Perhaps that explains for you the choice of music for the clip…

It’s interesting that Hitchens makes that tribute to Christopher Ricks. Professor Ricks’ book, Dylan’s Visions of Sin, got generally favorable reviews as I recall, along with some bemused ones, but Hitchens himself actually gave it a pretty brutal treatment in the Weekly Standard. I looked that review up to refresh my memory as to what bones he had to pick with it. Perusing it again, I personally think his chief problem with the book came down to not being able to take Ricks’ playful and in a way quite guileless sense of humor.

Be that as it may, in looking up that article I also came across a so-called “Proust Questionnaire” that Hitchens answered in the pages of Vanity Fair, just a few months ago (but before his cancer diagnosis — which inevitably imparts a degree of irony to some of the answers). To the question of who is his favorite musician, Hitchens answers: “J. S. Bach, Bob Dylan.” Solid choices, albeit that he’s cheating by choosing two, but I think that’s entirely appropriate in order to cover both classical and popular music.

However, his choices also raise a question, which has surely been raised before regarding these recent highly-vocal advocates for atheism (the most high-profile being Christopher Hitchens and Richard Dawkins). The question is this: How many of them would really like to live in a world where everyone agreed with them that there was no God (or that if there was a God that he must be either evil or entirely unknowable)? It’s hard to figure what kind of music J.S. Bach and Bob Dylan would have made had they been without any belief in God (and not just in any god, but the particular God of the Bible).
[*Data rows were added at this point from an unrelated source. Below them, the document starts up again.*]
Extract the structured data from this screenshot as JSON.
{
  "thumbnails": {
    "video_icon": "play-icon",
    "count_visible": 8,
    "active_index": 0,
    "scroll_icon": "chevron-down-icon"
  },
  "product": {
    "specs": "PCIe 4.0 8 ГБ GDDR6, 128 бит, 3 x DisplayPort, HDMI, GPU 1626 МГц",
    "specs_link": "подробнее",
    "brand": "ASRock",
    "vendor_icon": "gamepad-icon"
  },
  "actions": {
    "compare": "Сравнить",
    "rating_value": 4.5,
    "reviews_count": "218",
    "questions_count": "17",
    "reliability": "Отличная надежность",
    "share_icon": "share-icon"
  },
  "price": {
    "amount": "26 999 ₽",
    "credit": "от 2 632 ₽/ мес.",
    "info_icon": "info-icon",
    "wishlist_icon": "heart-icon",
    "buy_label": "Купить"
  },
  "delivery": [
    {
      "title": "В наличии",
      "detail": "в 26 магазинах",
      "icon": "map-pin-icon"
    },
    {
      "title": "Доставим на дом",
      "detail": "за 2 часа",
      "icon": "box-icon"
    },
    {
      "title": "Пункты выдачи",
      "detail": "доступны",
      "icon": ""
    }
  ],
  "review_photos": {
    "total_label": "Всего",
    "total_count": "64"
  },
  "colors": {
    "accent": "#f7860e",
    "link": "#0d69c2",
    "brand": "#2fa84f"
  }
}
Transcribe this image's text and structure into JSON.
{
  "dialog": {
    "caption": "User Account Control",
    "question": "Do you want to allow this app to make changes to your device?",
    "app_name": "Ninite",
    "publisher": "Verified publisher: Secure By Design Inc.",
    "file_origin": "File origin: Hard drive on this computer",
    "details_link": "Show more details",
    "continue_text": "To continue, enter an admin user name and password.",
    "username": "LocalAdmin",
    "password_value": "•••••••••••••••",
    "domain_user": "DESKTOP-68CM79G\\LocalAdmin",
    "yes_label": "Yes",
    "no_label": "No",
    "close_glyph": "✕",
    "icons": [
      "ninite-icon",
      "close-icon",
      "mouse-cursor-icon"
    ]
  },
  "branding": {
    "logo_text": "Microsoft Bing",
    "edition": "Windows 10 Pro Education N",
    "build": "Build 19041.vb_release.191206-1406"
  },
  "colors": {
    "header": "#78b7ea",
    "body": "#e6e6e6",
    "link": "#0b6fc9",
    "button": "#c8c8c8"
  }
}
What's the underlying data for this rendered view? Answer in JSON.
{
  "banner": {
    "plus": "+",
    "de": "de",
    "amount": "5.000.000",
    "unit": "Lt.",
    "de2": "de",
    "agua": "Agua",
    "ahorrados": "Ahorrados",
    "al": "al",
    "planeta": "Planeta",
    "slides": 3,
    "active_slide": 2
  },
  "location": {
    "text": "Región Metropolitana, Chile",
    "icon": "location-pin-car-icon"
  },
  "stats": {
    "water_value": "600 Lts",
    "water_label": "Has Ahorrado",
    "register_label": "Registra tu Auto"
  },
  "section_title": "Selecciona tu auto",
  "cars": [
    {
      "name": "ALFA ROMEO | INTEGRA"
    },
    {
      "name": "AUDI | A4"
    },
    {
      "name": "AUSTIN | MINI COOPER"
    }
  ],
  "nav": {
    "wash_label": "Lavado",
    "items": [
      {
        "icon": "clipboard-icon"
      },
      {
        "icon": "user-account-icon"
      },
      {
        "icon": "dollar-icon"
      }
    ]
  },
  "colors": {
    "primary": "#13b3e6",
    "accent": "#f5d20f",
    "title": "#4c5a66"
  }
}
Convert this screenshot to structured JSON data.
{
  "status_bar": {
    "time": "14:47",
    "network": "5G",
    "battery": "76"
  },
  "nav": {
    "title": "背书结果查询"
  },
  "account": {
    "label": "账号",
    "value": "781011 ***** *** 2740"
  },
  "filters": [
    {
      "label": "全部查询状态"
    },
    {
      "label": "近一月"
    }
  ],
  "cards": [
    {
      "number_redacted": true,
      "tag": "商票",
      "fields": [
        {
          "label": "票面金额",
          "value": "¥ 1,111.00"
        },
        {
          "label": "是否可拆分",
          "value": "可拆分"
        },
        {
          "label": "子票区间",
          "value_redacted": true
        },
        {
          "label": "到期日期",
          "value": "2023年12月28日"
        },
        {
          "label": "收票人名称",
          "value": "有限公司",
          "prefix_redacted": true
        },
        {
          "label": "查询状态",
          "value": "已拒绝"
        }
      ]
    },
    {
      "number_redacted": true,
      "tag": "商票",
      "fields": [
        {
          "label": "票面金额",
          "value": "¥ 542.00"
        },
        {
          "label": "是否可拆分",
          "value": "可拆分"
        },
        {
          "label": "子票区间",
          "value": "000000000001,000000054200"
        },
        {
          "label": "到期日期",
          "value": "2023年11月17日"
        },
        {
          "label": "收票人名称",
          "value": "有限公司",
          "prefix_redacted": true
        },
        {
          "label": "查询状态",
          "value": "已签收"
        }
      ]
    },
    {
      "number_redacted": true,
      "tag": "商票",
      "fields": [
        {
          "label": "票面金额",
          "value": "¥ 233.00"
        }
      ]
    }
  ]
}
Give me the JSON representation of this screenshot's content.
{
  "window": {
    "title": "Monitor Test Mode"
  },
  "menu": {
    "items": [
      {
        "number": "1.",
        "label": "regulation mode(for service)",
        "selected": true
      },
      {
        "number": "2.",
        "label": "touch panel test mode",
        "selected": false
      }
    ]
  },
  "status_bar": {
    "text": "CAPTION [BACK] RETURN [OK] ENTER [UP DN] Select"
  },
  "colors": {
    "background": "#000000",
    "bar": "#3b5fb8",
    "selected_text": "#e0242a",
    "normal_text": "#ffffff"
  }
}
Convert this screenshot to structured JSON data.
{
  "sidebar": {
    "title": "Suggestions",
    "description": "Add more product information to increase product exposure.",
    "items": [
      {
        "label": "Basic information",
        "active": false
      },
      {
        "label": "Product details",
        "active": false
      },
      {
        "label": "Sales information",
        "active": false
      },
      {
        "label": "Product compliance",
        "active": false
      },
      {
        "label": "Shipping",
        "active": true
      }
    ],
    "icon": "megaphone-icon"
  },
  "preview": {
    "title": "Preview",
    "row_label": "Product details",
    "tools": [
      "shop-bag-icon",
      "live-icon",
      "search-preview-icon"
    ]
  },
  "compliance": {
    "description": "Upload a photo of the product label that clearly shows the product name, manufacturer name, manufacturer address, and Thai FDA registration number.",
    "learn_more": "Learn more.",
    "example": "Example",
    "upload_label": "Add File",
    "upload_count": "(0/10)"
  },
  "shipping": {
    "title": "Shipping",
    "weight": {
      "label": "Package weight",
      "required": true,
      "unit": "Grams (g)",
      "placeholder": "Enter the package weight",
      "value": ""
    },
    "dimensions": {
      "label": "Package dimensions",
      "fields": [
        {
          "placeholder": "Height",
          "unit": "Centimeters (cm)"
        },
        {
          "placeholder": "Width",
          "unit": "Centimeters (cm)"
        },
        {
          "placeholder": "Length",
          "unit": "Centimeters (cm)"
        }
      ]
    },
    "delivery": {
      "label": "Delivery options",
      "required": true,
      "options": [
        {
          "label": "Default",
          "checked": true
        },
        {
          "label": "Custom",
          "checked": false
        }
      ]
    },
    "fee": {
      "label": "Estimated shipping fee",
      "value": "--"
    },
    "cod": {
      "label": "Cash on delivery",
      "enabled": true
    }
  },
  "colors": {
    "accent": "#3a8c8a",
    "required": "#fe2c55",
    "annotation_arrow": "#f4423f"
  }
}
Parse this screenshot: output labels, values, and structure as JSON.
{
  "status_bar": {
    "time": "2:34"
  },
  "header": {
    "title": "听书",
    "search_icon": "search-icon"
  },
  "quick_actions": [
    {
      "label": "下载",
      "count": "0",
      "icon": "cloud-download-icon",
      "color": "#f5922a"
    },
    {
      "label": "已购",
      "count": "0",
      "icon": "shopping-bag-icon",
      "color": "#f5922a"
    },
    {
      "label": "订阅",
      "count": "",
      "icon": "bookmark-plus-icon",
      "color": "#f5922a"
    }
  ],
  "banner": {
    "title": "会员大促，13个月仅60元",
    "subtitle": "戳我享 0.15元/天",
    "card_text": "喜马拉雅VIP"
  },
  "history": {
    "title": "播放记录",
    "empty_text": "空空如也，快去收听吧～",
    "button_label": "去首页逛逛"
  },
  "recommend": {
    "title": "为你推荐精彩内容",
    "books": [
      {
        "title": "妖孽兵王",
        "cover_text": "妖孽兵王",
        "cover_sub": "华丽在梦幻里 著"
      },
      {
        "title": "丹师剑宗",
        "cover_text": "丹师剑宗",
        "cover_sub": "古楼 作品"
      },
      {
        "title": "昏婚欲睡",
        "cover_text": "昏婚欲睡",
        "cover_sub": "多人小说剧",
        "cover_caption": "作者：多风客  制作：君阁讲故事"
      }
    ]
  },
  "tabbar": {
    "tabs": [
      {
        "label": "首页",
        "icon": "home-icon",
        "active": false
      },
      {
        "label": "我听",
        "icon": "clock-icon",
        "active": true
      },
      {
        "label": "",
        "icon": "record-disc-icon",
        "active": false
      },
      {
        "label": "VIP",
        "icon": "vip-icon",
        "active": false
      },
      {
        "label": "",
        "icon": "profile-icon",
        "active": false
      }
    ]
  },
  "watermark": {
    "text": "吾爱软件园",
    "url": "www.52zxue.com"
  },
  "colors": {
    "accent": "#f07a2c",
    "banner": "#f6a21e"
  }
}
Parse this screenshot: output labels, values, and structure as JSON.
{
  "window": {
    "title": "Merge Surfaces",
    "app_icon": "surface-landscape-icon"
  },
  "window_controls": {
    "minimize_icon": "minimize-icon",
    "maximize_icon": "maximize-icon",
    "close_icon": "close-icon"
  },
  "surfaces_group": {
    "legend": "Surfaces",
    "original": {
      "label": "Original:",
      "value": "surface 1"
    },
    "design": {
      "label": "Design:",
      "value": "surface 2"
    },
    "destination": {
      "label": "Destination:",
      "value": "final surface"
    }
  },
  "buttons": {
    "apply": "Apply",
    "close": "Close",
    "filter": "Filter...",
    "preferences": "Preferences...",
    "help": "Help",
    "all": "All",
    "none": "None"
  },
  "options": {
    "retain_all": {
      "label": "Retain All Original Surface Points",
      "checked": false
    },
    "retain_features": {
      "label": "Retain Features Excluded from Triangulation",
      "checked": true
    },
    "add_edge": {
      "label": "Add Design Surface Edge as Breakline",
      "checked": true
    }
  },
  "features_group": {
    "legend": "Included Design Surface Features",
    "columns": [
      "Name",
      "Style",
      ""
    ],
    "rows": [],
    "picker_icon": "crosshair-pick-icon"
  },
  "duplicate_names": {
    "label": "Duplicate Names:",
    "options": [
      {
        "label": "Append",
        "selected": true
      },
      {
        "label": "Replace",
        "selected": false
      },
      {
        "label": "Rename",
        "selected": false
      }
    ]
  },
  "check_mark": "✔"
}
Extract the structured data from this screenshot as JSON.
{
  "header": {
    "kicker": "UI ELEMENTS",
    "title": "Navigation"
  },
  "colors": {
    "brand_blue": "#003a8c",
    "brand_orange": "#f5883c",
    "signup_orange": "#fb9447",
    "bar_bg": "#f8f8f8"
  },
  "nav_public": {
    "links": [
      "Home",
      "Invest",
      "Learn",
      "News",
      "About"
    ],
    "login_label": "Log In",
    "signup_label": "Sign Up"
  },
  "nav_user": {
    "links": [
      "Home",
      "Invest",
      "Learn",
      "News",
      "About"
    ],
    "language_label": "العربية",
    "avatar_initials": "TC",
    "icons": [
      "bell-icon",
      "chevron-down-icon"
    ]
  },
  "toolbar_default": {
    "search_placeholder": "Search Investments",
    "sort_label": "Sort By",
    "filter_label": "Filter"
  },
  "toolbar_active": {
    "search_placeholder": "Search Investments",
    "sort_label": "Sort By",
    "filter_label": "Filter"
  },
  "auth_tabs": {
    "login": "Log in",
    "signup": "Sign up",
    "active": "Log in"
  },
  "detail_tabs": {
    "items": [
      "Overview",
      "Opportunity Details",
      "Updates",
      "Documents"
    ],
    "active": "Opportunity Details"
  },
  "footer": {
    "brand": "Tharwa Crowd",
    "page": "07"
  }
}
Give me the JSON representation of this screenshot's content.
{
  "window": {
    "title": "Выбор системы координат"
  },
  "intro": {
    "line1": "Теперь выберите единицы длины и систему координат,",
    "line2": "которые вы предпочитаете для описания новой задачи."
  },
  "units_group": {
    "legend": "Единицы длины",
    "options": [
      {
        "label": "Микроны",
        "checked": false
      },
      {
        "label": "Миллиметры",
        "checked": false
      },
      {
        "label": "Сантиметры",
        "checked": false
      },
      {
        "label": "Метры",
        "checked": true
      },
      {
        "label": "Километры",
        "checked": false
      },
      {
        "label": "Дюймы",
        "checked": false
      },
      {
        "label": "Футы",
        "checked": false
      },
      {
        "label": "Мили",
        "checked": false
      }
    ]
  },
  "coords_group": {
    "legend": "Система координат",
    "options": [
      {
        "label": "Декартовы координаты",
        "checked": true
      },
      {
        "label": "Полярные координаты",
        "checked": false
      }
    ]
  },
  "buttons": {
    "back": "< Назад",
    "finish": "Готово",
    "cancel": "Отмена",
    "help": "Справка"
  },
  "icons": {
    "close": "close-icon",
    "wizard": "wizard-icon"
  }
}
I have to honestly doubt that in such a scenario Johann’s and Bob’s music would have achieved that transcendent quality necessary to have earned them this selection by Christopher Hitchens as his favorite musicians on his Vanity Fair questionnaire.



Of-course many atheists or agnostics are smart enough to acknowledge this; i.e. that while they themselves may not find any reason for faith, they are grateful that many others can, not only for the value that faith has brought to things artistic, but for what it has meant for the ordering of human society, and in particular what the Judeo-Christian bedrock has meant to Western societies.

This is as opposed to those now ubiquitous voices who blame “religion” for “causing all the wars,” blindly ignoring what are by far the bloodiest death tolls of all history, which are those that came as a result of the anti-God ideologies of Communism and Nazism.